Pension Funds

CalPERS board approves substantial pay increase for next CIO

CalPERS' staff also to refine private equity investment model for board vote in fall

The CalPERS board on Wednesday approved substantially increasing the compensation of the next chief investment officer who will replace Theodore "Ted" Eliopoulos when he leaves at the end of 2018.

The board approved a motion by the performance, compensation and talent management committee to pay the new CIO a salary range of $424,500 to $707,500 per year in addition to incentive pay of up to 150% of total salary. This would amount to a maximum of $1.8 million annually. Currently, the CIO's salary range is $408,000 to $612,000, with an incentive of up to 75% of salary for a maximum of $1.1 million a year. At the same time, the board delegated to the CEO the authority to select an incentive target for the CIO. The current incentive target is 50% of salary.

Two board members voted against the proposal: Margaret Brown and Richard Gillihan.

"I want to say again for the record that we're making adjustments to salary ranges when we have zero evidence that we're going to have any issues recruiting qualified individuals for this position," Mr. Gillihan said at Tuesday's performance, compensation and talent management committee meeting.

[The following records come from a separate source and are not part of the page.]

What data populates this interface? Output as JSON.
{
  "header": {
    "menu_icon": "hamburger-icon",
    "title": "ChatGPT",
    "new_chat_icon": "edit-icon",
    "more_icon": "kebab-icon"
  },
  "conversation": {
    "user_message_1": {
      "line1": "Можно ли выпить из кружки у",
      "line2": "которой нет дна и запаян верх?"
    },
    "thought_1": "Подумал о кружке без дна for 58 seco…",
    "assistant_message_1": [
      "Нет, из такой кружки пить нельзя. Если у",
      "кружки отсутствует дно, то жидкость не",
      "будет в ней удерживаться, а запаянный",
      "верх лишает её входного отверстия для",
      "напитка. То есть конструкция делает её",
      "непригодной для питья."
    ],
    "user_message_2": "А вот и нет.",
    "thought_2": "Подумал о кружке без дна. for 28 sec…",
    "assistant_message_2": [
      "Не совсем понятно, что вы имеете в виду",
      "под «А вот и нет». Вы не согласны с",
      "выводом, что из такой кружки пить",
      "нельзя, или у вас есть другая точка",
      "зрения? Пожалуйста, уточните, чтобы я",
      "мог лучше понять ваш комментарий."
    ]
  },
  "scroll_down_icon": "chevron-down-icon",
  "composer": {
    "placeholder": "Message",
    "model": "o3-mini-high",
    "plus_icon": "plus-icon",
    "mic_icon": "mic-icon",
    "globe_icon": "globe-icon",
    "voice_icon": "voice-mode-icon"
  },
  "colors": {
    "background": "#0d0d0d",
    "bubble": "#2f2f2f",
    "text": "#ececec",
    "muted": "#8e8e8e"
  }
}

The committee deferred until August proposals on an incentive plan for the CEO.

Separately, CalPERS' staff plans to return to the board in the fall for a vote on a revised version of a proposed private equity investment model, CEO Marcie Frost told the board at Wednesday's meeting.

The new investment model proposal includes creating an outside corporation to make direct investments in private equity. In addition to the outside corporation, the model would include an expanded emerging manager investment program and a partnership program in which the $356.5 billion California Public Employees' Retirement System, Sacramento, would hire a strategic partner to make co-investments, Ms. Frost said.

"We will also refine this proposal as additional information comes in with a go, no-go decision expected later this fall," she said.

After the board meeting ended, CalPERS sent out a written "For the Record" statement by Ms. Frost outlining her views on why CalPERS officials are considering the new approach, which echoed statements made by Mr. Eliopoulos at Monday's investment committee meeting. She noted that private equity is CalPERS' highest-returning asset class and that the pension plan is 71% funded. CalPERS' most recent investment performance and risk report showed that its $27 billion private equity portfolio outperformed its benchmark with a 10.7% annualized internal rate of return for the 20 years ended April 30 but that the portfolio has underperformed its benchmark for all other time periods, including one year at 16.6% IRR; five years, 12.1% IRR; and 10 years, 8.7% IRR.

Ms. Frost did not address concerns raised Tuesday by former board member J.J. Jelincic at the performance, compensation and talent management committee meeting.

During the public comment period, Mr. Jelincic noted "there is a lot of dry powder out there." He added, "If you want more private equity (investments), you would have to pay up," which he said he wouldn't recommend because it would drive down returns.